Getting back to his frosted-over car took him a good fifteen minutes. Usually he tried to stop running close to where he’d parked his car, but last night had been an out-of-control one. He’d woken in a clearing not a hundred feet from the muddy creek that ran down the eastern border of Westhoff’s land.

Too close to the border, really. A couple deer hunters had set up tree stands and a round shack made of tin on the other side of the creek. Tommy didn’t want them getting a look at him when he was hunting as well. Just his luck they’d think he was a big old buck and take a shot at him, right in his own marked-off territory.

As he walked over the frozen ground speckled with patches of old snow and headed up the gentle slope that led back to his car, Tommy was grateful for the dark. He was less embarrassed of the blood on him than the jiggle of his gut and his fat white ass exposed here out in the middle of nowhere.

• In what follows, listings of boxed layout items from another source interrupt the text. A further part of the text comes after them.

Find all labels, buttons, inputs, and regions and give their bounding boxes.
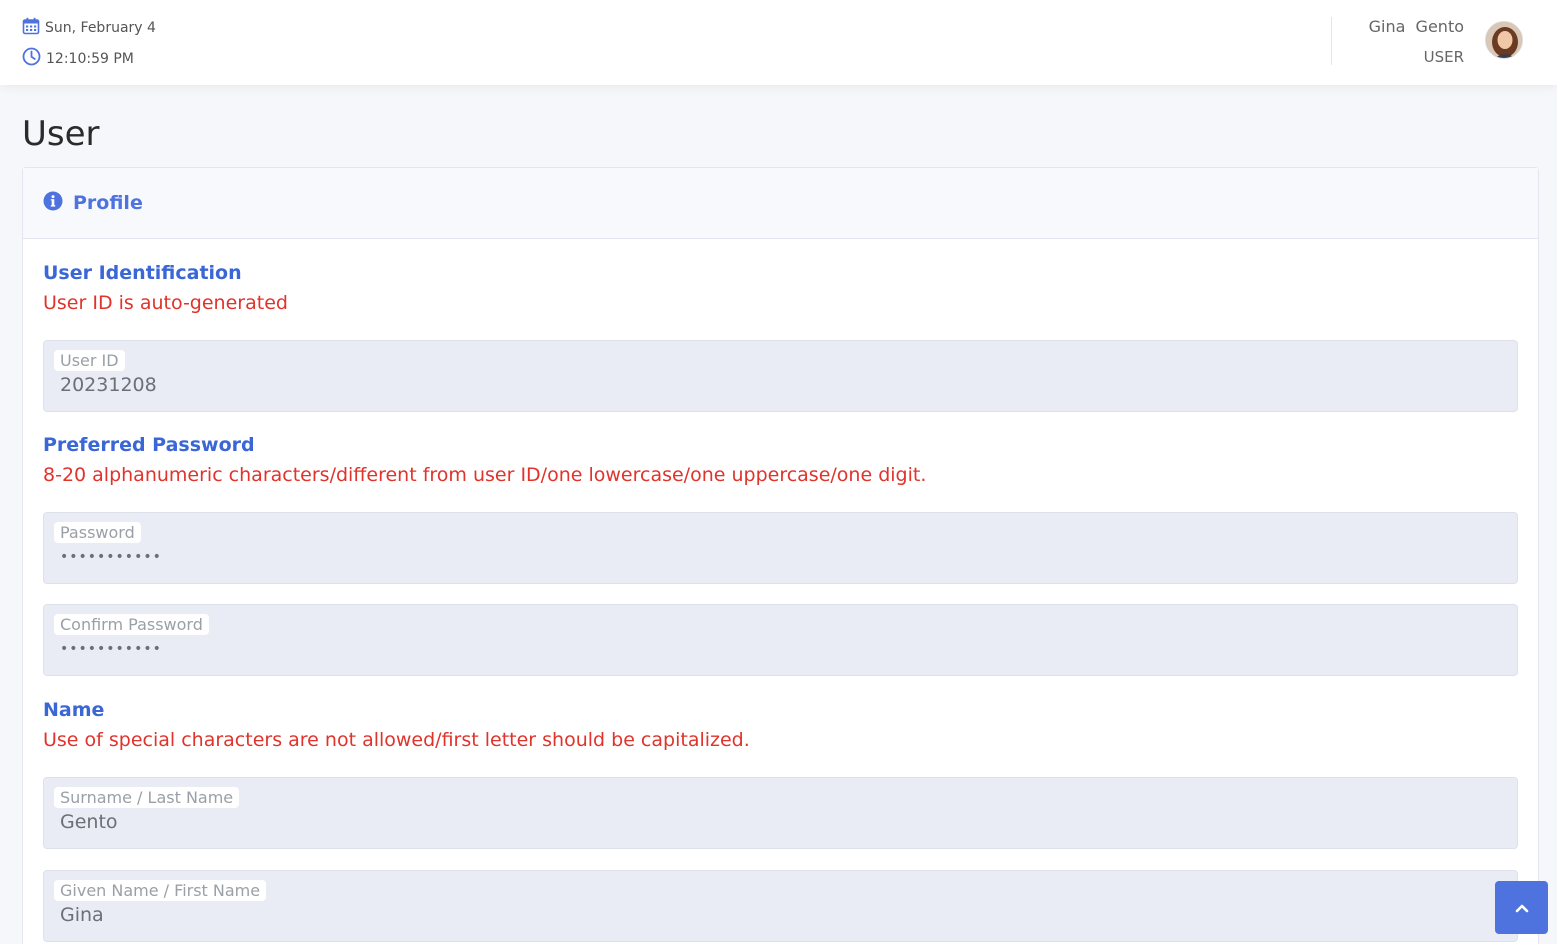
calendar-icon — [22, 17, 45, 39]
surname-label: Surname / Last Name — [54, 787, 240, 808]
password-field[interactable]: Password ••••••••••• — [43, 512, 1518, 584]
given-name-label: Given Name / First Name — [54, 880, 267, 901]
confirm-password-field[interactable]: Confirm Password ••••••••••• — [43, 604, 1518, 676]
card-title: Profile — [73, 192, 143, 214]
avatar[interactable] — [1485, 21, 1523, 59]
password-label: Password — [54, 522, 141, 543]
given-name-value: Gina — [60, 904, 104, 926]
page-title: User — [22, 114, 100, 154]
header-divider — [1331, 17, 1332, 65]
section-note-identification: User ID is auto-generated — [43, 292, 288, 314]
given-name-field[interactable]: Given Name / First Name Gina — [43, 870, 1518, 942]
card-header: Profile — [23, 168, 1538, 239]
top-bar: Sun, February 4 12:10:59 PM Gina Gento U… — [0, 0, 1557, 85]
section-note-password: 8-20 alphanumeric characters/different f… — [43, 464, 927, 486]
user-id-value: 20231208 — [60, 374, 157, 396]
surname-value: Gento — [60, 811, 118, 833]
info-circle-icon — [43, 191, 63, 215]
profile-card: Profile User Identification User ID is a… — [22, 167, 1539, 944]
scroll-to-top-button[interactable] — [1495, 881, 1548, 934]
user-id-field[interactable]: User ID 20231208 — [43, 340, 1518, 412]
user-id-label: User ID — [54, 350, 125, 371]
chevron-up-icon — [1515, 898, 1529, 917]
section-title-password: Preferred Password — [43, 434, 255, 456]
date-text: Sun, February 4 — [45, 20, 156, 36]
password-value: ••••••••••• — [60, 549, 162, 565]
confirm-password-label: Confirm Password — [54, 614, 209, 635]
current-time: 12:10:59 PM — [22, 47, 134, 70]
confirm-password-value: ••••••••••• — [60, 641, 162, 657]
section-title-name: Name — [43, 699, 105, 721]
section-note-name: Use of special characters are not allowe… — [43, 729, 750, 751]
user-role: USER — [1423, 48, 1464, 66]
user-name[interactable]: Gina Gento — [1369, 17, 1464, 36]
section-title-identification: User Identification — [43, 262, 242, 284]
clock-icon — [22, 47, 46, 70]
time-text: 12:10:59 PM — [46, 50, 134, 67]
current-date: Sun, February 4 — [22, 17, 156, 39]
surname-field[interactable]: Surname / Last Name Gento — [43, 777, 1518, 849]
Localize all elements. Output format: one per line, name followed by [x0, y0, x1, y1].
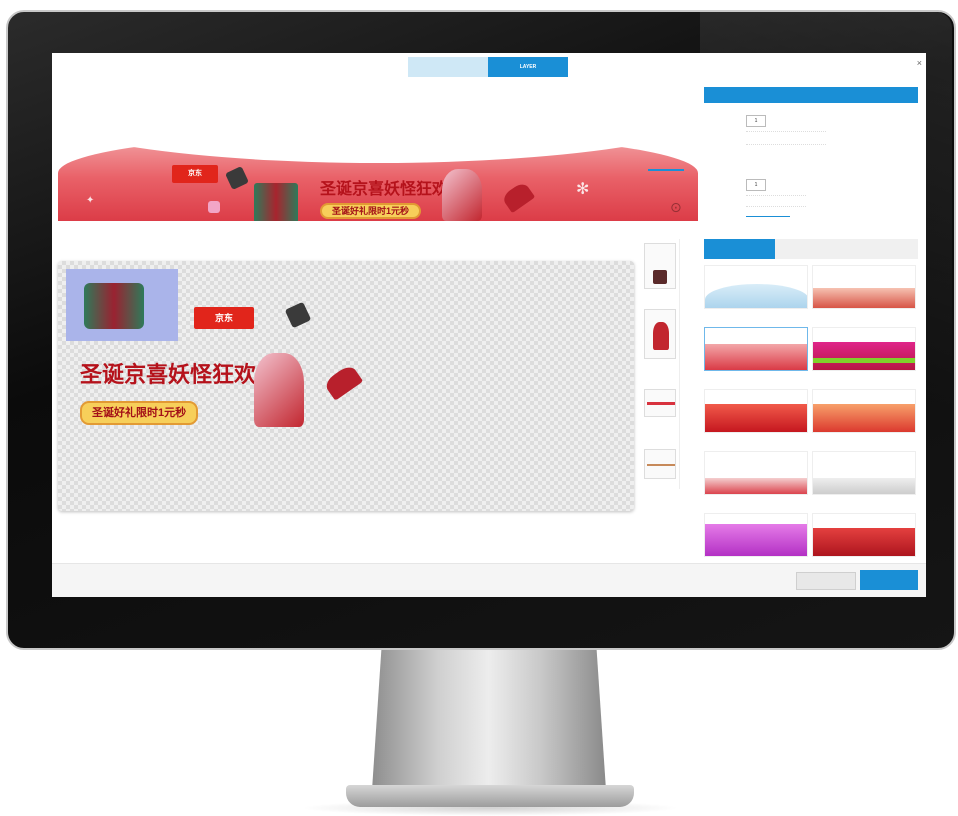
- layer-thumb[interactable]: [644, 389, 676, 417]
- canvas-workspace[interactable]: 京东 圣诞京喜妖怪狂欢 圣诞好礼限时1元秒: [58, 261, 634, 511]
- monitor-stand-neck: [372, 650, 606, 790]
- banner-preview: ✦ ✻ ⊙ 京东 圣诞京喜妖怪狂欢 圣诞好礼限时1元秒: [58, 103, 698, 221]
- template-thumbnail: [704, 513, 808, 557]
- template-tab[interactable]: [846, 239, 917, 259]
- settings-panel: 1 1: [704, 87, 918, 567]
- template-card[interactable]: [812, 265, 916, 323]
- settings-circle-icon[interactable]: ⊙: [670, 199, 682, 216]
- template-thumbnail: [812, 451, 916, 495]
- workspace-gift-layer[interactable]: [66, 269, 178, 341]
- top-tab-bar: LAYER ×: [52, 53, 926, 77]
- template-card[interactable]: [812, 327, 916, 385]
- layer-thumb[interactable]: [644, 309, 676, 359]
- banner-headline: 圣诞京喜妖怪狂欢: [320, 179, 449, 198]
- panel-title: [704, 87, 918, 103]
- gift-small-image: [208, 201, 220, 213]
- template-thumbnail: [704, 451, 808, 495]
- template-thumbnail: [812, 389, 916, 433]
- workspace-perfume-layer[interactable]: [254, 353, 304, 427]
- template-tab[interactable]: [704, 239, 775, 259]
- template-card[interactable]: [812, 389, 916, 447]
- gift-box-image: [254, 183, 298, 221]
- layer-thumb[interactable]: [644, 243, 676, 289]
- monitor-stand-base: [346, 785, 634, 807]
- workspace-logo-layer[interactable]: 京东: [194, 307, 254, 329]
- layer-list: [642, 239, 680, 489]
- footer-bar: [52, 563, 926, 597]
- template-card[interactable]: [704, 451, 808, 509]
- template-thumbnail: [704, 265, 808, 309]
- snowflake-icon: ✻: [576, 181, 590, 198]
- template-thumbnail: [812, 327, 916, 371]
- primary-button[interactable]: [860, 570, 918, 590]
- upload-link[interactable]: [746, 211, 790, 217]
- workspace-pill-layer[interactable]: 圣诞好礼限时1元秒: [80, 401, 199, 425]
- banner-pill: 圣诞好礼限时1元秒: [320, 203, 422, 219]
- template-tab[interactable]: [775, 239, 846, 259]
- brand-logo: 京东: [172, 165, 218, 183]
- layer-thumb[interactable]: [644, 449, 676, 479]
- template-thumbnail: [812, 513, 916, 557]
- template-thumbnail: [704, 389, 808, 433]
- tab-layer[interactable]: LAYER: [488, 57, 568, 77]
- perfume-bottle-image: [442, 169, 482, 221]
- template-tabs: [704, 239, 918, 259]
- gift-box-image: [84, 283, 144, 329]
- template-thumbnail: [704, 327, 808, 371]
- tab-design[interactable]: [408, 57, 488, 77]
- field-input-1[interactable]: 1: [746, 115, 766, 127]
- app-screen: LAYER × ✦ ✻ ⊙ 京东 圣诞京喜妖怪狂欢 圣诞好礼限时1元秒 京东 圣…: [52, 53, 926, 597]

He knew he’d let himself go in the past year, ever since he’d quit the football team and given up his scholarship at the University of Northern Iowa. The coaches and scouts had been all over him when he was just a sophomore in high school, after the summer of his growth spurt. He’d hit his current height then, and putting on weight had been easy. Soon he was going both ways, playing defense and offense, a varsity starter as a sophomore and then as a junior and senior as well. And the college coaches started calling and emailing him.

But two things stopped his football career. The first was timing – his fourth game of his freshman year was a night game, and it took place under a full moon. He’d just won his starting position at defensive tackle, and he couldn’t control himself. The change came over him, just partially, just for a few seconds, really. He’d broken through the line of blockers and sacked the quarterback hard enough to put the kid in traction. Someone said the guy was now in a wheelchair.

And the other thing, of course, was Suzanne.

Few girls had ever paid much attention to him before, but now there was this cute redhead driving up from Dyersburg to Cedar Falls with her friends and spending the occasional night with him in his dorm room.

After the full-moon game, he didn’t want to play anymore. He quit the football team and gave up his scholarship. He was back home for good after dropping out six weeks from the end of his freshman year.

But now he was done with all that college bullshit, and he was a father. A dad. Who needed a fancy football scholarship? Who had time? He figured he’d be lucky to get a degree from the local community college. Forget about playing ball, ever again.

When he finally cranked the engine and jammed the heat and defrost on high, Tommy could barely feel the tips of his fingers or his ears. His toes were already numb from the frost-tipped grass.

At least he’d kept to the territory he’d marked out years ago, as a kid, while he was running wild in the night. Otherwise he might end up in someone’s barn miles from here, chewing on one of their pigs or something. The fifty acres of rough land here owned by their old family friend Joe Westhoff was perfect for Tommy’s needs. After over fifteen years of coming here, he knew every acre like an old friend.

Tommy tried not to think about anything but his little girl as he toweled off the blood from his face, hands, and chest. He did his best to get the mud from his battered feet before putting on a new pair of socks and his size fifteen shoes.

I hope she didn’t cough all night, he thought with a sharp surge of panic. What if she was really sick? What if she was dying? How would you know? Nobody taught you these kinds of things – how to know you were doing the right thing with your kid.

Mom always said not to worry, that instinct would take over. But lately he’d started doubting most of the advice she’d given him over the years.

Back in his clothes once more, he dropped heavily into his car. The shocks complained noisily in response. The heat from the vents blasted him in the face until he notched it down. Utter exhaustion fell over him as he put his car in gear and began driving home in the weak light of dawn. He could still taste blood on his tongue.

It wasn’t until he turned off the car outside the apartment he shared with his girls that he even noticed the bloody gash in his side.